Also I sat wondering, why were his glasses intact? The only plausible explanation was, he was still alive for sometime before dying. The current paralysed him, but if that didn’t kill him, then the water surely did. Till dawn I mourned and blamed myself. In time I understood that it was not my place to grant or take life. The next morning, I went up to the house and paid my condolences to aunty and her son, who had on an emergency notice flown to Hyderabad. All who came were all words about me. How I removed the socket from the water, preventing further casualties, how I had this presence of mind, giving him CPR, straightening him up and all else. With every passing second I found this praise increasingly stupid. What use is bravery if it doesn’t save the one life that really mattered to me? After a little persuasion by the family members and my mother, I went back home. Before going I requested them to contact any students coming and tell them what had happen since I and only a few other who were outside town had known of the incident.

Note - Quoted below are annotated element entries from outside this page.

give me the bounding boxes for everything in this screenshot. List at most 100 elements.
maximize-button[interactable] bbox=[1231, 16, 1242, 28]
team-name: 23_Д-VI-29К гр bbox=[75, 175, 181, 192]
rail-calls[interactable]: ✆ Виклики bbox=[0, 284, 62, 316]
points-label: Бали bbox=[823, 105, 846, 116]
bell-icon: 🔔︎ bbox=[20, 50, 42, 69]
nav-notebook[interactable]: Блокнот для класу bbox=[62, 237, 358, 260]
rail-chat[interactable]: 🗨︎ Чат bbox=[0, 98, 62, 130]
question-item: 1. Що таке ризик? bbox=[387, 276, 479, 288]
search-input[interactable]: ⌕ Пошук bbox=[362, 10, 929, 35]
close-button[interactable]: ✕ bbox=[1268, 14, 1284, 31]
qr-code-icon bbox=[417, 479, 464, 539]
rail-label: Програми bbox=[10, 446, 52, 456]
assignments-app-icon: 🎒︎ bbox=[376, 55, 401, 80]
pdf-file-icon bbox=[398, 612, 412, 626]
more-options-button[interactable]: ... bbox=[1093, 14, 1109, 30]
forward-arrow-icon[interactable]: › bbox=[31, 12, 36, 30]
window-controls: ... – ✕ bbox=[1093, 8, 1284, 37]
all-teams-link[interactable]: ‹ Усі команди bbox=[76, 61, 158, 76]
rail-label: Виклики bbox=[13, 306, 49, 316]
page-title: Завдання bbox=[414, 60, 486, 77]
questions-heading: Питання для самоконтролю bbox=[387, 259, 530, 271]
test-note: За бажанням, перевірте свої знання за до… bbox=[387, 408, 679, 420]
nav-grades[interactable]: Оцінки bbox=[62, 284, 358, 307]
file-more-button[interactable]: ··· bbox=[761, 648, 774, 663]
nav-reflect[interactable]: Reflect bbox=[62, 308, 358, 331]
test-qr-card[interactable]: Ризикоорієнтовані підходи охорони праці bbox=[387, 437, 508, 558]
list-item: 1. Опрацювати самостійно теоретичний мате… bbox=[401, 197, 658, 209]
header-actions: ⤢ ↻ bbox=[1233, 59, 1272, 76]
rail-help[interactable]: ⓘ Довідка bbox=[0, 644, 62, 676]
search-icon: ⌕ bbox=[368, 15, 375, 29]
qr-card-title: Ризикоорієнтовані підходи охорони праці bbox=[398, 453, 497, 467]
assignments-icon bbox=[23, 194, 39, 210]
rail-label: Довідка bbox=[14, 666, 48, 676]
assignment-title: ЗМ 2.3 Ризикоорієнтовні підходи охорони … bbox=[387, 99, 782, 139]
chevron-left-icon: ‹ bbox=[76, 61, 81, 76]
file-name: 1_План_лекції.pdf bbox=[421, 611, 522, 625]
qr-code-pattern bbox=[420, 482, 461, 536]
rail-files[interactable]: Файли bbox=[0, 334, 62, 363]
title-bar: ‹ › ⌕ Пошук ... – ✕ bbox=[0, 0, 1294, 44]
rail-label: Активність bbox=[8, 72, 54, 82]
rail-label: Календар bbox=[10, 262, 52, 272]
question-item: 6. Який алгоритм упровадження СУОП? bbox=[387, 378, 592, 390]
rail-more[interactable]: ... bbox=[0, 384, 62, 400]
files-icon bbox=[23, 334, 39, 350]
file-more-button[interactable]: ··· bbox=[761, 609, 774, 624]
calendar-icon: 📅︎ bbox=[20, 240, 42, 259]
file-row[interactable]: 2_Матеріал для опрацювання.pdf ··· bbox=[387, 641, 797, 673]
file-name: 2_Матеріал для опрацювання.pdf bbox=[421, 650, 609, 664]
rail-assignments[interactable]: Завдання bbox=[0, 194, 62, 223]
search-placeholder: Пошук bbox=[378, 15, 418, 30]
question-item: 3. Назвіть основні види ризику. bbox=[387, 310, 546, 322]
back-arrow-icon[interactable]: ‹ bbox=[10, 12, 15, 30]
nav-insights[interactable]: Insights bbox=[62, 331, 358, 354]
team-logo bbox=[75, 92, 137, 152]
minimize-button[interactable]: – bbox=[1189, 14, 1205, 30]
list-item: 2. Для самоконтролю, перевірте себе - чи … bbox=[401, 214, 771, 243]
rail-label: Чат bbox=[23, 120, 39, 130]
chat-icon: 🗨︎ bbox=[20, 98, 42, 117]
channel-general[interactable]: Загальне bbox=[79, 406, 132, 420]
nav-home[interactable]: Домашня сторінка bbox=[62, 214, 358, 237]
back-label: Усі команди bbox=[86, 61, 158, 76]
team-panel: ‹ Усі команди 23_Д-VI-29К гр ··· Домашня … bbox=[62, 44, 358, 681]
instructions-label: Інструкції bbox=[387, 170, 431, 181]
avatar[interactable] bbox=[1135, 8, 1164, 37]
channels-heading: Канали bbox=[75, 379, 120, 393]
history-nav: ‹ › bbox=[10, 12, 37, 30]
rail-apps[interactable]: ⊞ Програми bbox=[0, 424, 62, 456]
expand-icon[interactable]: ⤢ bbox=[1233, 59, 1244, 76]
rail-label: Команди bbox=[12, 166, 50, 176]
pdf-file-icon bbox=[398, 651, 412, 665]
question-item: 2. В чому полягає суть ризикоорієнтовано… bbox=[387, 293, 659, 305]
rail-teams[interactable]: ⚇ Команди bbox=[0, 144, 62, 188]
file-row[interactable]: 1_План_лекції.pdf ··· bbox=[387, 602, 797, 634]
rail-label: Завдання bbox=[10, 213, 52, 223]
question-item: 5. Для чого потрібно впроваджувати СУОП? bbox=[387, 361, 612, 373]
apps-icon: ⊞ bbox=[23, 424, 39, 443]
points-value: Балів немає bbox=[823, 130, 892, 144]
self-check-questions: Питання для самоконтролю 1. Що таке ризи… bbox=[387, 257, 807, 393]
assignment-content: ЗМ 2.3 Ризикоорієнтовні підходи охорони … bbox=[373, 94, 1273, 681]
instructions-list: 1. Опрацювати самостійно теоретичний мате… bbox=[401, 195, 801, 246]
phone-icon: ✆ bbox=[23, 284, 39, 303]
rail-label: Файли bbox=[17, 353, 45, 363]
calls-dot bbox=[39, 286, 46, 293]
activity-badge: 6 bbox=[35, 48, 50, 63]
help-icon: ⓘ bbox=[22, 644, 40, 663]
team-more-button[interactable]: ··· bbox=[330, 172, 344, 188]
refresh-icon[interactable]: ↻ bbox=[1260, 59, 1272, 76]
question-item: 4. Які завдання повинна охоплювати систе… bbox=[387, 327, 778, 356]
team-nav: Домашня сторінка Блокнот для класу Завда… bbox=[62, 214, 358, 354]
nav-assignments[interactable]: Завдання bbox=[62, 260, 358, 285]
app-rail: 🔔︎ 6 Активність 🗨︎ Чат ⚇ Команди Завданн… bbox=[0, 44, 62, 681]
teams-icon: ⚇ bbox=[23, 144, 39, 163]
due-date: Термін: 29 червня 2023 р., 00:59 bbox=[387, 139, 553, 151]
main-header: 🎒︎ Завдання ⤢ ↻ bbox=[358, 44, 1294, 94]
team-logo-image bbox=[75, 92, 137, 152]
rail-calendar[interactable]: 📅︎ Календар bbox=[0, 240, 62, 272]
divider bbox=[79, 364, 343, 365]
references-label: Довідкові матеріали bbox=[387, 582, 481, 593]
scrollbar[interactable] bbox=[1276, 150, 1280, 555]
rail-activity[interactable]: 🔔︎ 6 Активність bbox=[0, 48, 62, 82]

The next day at about 4:00pm in the evening, the remarkable man, colonel Charanjit Singh Arora, our dear uncle was cremated. So much irony here!! He passes away a few days after a granddaughter is born to him. He showed me all his articles from here from the very first one and he isn’t even here to see my first. He always told us that his time is near, maybe in 10 years. But here’s the thing, we may have prepared ourselves for when the time comes, but never expected it to be 10 days. Under his guidance, we had all flourished somehow or the other, always learning something new and improving on the old. Even in his death he had taught me a lesson,” to always care and live life with contentment.” For the next 30 or so years of my life I don’t know what I’m going to do, but after that, I want to be a teacher, so I can also one day become someone’s “uncle.”